Outro cenário possível é a neutralidade da Ucrânia, assumida em um acordo internacional de não aderir à OTAN e assim afastar a malevolência russa. Mas não há consenso quanto a isso internamente, pois os ucranianos estão divididos e zero garantias de que a Rússia irá se comprometer, de fato, com esse acordo.
O cenário mais favorável e de resultado mais equilibrado envolveria um acordo que envolvesse a Europa, Incluindo a Ucrânia e a Rússia, em um projeto de segurança abrangente, que já foi proposto em 2019. O então presidente na época, na tentativa desesperada de reeleição, inseriu na constituição ucraniana, uma cláusula de integração euroasiática, considerando essa possibilidade.
Nesse contexto o compromisso da segurança multilateral deveria ser edificado com firmeza, priorizando a contenção militar e a transparência das ações múltiplas, como base da construção de um alicerce geopolítico regional, baseado no fortalecimento da confiança mútua. Para tanto, o envolvimento mais amplo da sociedade ucraniana e partidos políticos deve ser coeso para que isso se concretize.
Nesse momento, é emergencial que os Acordos de Minsk I e II (2014/2015) sejam implementados de fato. Seu cumprimento nunca ocorreu na prática. Os treze pontos principais nunca foram implantados, mesmo que sigam a lógica de todos os acordos de paz.
Para o sucesso dessa empreitada, todos os atores dessa escalada de tensão devem ser consultados e envolvidos (isso inclui os separatistas e a possibilidade de criar uma região autônoma em Donbass), com seriedade, em um grande projeto de paz.
Manter o atraso na sua implementação dos Acordos de Minsk (desde 2015), resultará numa resistência e baixa popularidade cada vez maior entre a população. O presidente Zelenskyy tem uma missão hercúlea pela frente e isso implica mudanças de estratégias, até agora adotadas.
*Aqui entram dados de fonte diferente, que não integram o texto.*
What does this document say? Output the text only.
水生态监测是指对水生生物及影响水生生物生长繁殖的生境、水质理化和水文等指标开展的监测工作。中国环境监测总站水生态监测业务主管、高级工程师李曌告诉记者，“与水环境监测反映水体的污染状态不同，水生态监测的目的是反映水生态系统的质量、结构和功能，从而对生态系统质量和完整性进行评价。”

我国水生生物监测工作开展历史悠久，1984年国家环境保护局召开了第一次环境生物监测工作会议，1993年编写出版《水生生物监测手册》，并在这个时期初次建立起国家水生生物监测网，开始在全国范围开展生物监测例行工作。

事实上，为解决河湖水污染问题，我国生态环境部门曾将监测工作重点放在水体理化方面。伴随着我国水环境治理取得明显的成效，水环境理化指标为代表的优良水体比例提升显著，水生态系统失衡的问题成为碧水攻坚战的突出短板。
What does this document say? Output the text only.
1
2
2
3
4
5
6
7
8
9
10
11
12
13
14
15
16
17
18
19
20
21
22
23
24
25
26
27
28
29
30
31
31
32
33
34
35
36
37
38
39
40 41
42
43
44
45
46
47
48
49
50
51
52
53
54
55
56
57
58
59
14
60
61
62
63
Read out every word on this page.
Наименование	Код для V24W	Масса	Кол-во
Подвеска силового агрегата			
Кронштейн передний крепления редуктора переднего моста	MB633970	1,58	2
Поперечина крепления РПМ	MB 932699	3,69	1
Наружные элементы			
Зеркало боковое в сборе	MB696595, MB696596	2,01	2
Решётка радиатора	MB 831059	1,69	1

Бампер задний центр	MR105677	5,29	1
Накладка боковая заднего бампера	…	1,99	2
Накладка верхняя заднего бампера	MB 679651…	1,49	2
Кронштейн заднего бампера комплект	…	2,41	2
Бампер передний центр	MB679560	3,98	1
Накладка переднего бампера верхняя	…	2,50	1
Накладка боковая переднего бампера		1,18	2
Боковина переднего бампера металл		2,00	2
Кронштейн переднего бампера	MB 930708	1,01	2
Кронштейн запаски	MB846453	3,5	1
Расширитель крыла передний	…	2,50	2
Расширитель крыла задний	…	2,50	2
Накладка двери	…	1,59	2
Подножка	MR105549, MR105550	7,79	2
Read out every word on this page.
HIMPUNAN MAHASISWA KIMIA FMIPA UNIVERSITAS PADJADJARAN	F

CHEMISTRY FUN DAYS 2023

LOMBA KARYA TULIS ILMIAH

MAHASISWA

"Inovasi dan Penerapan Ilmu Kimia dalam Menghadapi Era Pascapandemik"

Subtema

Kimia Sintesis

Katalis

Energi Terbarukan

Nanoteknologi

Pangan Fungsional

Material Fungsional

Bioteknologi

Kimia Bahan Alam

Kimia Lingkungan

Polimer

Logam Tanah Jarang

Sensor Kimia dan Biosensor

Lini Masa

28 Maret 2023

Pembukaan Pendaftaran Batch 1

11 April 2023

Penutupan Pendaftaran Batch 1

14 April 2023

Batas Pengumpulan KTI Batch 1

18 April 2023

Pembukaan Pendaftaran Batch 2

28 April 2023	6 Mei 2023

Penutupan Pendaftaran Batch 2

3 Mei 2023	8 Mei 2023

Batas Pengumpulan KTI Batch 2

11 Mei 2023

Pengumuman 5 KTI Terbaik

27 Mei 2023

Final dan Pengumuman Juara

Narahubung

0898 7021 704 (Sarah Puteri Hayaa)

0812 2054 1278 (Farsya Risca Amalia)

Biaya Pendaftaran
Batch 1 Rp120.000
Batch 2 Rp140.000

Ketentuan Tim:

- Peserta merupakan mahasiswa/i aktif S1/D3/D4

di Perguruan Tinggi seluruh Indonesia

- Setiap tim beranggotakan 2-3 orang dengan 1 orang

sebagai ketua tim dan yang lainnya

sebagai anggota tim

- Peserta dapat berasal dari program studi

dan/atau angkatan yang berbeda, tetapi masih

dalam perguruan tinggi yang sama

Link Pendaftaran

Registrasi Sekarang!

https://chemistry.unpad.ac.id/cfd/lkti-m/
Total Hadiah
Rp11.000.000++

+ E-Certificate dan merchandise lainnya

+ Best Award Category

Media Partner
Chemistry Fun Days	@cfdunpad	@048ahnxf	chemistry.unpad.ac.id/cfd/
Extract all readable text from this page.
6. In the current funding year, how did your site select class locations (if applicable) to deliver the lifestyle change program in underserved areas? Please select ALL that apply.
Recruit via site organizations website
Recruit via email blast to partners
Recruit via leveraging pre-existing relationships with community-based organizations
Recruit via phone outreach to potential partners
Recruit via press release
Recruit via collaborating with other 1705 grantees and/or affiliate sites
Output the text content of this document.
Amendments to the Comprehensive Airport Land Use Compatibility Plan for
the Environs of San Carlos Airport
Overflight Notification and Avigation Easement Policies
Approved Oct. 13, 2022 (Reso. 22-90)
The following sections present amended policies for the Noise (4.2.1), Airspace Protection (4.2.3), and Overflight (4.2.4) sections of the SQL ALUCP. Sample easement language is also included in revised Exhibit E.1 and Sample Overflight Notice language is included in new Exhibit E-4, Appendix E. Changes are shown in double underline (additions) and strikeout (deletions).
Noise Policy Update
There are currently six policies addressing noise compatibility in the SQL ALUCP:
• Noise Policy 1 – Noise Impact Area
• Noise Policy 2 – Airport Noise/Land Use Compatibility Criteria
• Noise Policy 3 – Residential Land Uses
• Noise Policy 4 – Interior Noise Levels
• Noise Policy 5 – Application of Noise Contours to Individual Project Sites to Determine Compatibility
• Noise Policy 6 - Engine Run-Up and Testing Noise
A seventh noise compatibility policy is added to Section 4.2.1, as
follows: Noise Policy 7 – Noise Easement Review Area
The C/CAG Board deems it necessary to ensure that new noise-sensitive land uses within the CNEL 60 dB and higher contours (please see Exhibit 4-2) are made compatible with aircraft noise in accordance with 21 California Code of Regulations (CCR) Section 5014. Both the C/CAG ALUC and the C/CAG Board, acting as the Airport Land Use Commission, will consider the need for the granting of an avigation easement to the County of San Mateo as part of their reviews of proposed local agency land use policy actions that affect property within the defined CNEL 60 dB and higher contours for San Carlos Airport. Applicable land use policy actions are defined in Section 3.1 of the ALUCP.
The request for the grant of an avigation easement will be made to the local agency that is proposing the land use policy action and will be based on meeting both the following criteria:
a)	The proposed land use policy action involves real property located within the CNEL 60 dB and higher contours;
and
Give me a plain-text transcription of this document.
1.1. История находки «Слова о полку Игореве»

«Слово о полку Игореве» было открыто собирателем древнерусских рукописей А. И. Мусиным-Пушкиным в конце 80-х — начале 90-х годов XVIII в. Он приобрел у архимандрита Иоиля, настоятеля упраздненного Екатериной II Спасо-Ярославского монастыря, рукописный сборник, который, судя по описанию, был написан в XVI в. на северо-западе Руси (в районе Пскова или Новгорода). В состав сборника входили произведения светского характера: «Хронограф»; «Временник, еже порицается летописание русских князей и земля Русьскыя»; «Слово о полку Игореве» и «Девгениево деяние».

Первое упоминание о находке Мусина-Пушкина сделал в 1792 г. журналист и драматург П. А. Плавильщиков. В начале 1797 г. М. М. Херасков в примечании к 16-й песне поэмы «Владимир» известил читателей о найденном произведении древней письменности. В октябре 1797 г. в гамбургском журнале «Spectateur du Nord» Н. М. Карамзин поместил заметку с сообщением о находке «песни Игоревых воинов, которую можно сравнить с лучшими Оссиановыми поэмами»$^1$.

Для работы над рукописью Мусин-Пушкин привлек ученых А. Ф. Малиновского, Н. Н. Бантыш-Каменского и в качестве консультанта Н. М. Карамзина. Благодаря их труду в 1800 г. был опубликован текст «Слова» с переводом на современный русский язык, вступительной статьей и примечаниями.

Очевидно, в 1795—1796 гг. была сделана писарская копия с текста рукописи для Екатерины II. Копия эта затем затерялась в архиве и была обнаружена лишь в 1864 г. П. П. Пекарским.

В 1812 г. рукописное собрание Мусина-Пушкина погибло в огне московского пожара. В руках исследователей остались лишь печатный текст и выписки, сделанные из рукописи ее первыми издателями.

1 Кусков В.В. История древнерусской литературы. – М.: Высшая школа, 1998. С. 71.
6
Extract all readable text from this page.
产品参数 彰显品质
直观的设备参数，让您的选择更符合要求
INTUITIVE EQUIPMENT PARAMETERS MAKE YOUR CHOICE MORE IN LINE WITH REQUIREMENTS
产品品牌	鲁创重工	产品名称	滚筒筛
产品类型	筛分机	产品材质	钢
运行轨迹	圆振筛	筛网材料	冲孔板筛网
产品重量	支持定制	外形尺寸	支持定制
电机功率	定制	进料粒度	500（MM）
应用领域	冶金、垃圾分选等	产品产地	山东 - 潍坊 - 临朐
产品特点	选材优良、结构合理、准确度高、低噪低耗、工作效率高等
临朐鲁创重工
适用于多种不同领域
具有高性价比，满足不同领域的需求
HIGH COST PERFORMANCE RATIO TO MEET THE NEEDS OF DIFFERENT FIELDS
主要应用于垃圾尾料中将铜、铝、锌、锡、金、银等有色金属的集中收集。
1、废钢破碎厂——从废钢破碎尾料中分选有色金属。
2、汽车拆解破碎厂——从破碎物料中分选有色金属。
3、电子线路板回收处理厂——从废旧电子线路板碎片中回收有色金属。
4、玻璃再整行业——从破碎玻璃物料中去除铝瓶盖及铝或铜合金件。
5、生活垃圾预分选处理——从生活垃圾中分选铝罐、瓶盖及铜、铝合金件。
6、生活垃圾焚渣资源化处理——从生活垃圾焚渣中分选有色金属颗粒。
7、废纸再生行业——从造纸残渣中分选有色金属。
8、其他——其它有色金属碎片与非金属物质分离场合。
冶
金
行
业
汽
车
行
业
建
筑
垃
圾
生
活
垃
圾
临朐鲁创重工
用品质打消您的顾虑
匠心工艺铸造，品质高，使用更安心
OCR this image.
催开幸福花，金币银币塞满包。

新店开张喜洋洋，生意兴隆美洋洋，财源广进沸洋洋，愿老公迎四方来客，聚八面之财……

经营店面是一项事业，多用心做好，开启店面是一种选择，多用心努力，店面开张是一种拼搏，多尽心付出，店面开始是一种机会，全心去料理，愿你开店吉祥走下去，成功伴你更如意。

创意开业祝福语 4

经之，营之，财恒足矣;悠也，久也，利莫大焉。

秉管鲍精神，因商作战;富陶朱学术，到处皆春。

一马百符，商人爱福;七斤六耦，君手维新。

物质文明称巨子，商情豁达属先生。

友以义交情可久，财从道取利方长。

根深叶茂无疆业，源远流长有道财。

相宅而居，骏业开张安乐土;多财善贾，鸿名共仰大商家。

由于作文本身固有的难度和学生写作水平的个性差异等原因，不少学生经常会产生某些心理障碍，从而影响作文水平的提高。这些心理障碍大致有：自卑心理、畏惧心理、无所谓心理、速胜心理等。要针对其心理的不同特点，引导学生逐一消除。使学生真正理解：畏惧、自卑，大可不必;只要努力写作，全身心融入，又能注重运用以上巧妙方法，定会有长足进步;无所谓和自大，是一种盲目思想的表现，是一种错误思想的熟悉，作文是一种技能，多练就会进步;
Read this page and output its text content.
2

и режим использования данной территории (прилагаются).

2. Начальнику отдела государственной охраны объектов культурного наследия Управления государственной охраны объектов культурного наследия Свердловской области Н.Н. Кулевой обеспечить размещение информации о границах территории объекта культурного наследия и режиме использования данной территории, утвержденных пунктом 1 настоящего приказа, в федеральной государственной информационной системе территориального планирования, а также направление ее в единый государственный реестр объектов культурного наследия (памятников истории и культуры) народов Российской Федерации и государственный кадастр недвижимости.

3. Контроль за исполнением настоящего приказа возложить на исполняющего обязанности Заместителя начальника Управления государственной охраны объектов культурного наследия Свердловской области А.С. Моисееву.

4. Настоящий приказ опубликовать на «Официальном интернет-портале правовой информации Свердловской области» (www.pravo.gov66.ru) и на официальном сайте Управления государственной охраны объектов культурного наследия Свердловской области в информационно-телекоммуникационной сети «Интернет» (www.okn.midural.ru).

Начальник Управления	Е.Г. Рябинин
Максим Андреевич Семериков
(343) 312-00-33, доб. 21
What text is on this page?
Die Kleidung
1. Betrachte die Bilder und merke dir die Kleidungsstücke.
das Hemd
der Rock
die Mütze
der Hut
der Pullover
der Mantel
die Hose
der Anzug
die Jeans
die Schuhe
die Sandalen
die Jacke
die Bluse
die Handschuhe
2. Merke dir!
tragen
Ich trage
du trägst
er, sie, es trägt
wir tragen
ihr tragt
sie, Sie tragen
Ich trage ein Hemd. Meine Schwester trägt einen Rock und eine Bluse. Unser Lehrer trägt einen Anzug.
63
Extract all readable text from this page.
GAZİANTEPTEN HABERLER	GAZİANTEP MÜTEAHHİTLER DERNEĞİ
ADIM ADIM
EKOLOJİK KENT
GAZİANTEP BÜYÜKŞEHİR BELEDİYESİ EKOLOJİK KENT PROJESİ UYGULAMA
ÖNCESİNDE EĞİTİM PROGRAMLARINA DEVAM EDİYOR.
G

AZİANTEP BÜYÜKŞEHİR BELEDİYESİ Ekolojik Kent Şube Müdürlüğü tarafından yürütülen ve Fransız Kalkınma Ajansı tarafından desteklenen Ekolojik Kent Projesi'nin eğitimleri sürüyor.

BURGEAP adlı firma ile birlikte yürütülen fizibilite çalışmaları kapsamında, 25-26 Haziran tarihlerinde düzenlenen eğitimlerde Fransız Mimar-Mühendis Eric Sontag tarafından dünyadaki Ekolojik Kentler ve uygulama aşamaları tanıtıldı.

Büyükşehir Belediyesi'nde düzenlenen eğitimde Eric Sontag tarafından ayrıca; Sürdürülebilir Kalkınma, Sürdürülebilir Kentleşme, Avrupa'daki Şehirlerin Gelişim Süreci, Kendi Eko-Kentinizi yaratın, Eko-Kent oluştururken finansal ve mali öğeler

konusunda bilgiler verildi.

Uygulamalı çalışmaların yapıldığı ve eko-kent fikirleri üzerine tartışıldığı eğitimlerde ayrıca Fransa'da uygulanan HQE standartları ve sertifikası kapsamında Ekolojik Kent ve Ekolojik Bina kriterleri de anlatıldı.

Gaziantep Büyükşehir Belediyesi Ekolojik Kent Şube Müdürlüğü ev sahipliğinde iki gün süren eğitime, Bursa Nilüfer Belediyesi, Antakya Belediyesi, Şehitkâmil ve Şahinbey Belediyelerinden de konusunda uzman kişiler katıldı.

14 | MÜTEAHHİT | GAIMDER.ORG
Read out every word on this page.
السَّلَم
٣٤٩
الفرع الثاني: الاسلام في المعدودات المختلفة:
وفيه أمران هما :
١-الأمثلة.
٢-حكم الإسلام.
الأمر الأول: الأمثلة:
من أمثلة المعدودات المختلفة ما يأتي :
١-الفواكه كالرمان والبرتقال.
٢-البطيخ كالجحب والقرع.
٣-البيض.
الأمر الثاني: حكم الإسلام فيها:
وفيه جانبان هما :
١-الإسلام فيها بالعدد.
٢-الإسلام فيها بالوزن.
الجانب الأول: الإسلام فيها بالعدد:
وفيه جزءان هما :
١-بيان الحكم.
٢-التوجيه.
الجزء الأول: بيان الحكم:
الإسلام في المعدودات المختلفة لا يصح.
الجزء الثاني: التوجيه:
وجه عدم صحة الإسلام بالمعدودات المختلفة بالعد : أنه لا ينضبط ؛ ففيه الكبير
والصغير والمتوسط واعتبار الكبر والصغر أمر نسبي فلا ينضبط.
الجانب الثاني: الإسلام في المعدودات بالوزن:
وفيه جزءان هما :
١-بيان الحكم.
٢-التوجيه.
Como comediante, criou um personagem fictício de um professor que, acidentalmente, se torna um presidente e se posicionava com criatividade e desenvoltura contra a “velha política” ucraniana. Esse papel foi primordial para sua esmagadora vitória, em 2019.
Ao sucumbir nos mesmos vícios dos seus antecessores como ceder às pressões das oligarquias políticas, da parcela da sociedade mais nacionalista e das lideranças ocidentais, acabou por repetir erros já conhecidos. Recuperar as promessas de campanha, de diálogo e unidade nacional, são imprescindíveis para seu comprometimento aos eleitores, anunciado no dia da vitória, seja real: “nunca vou decepcionar vocês”. O momento é agora.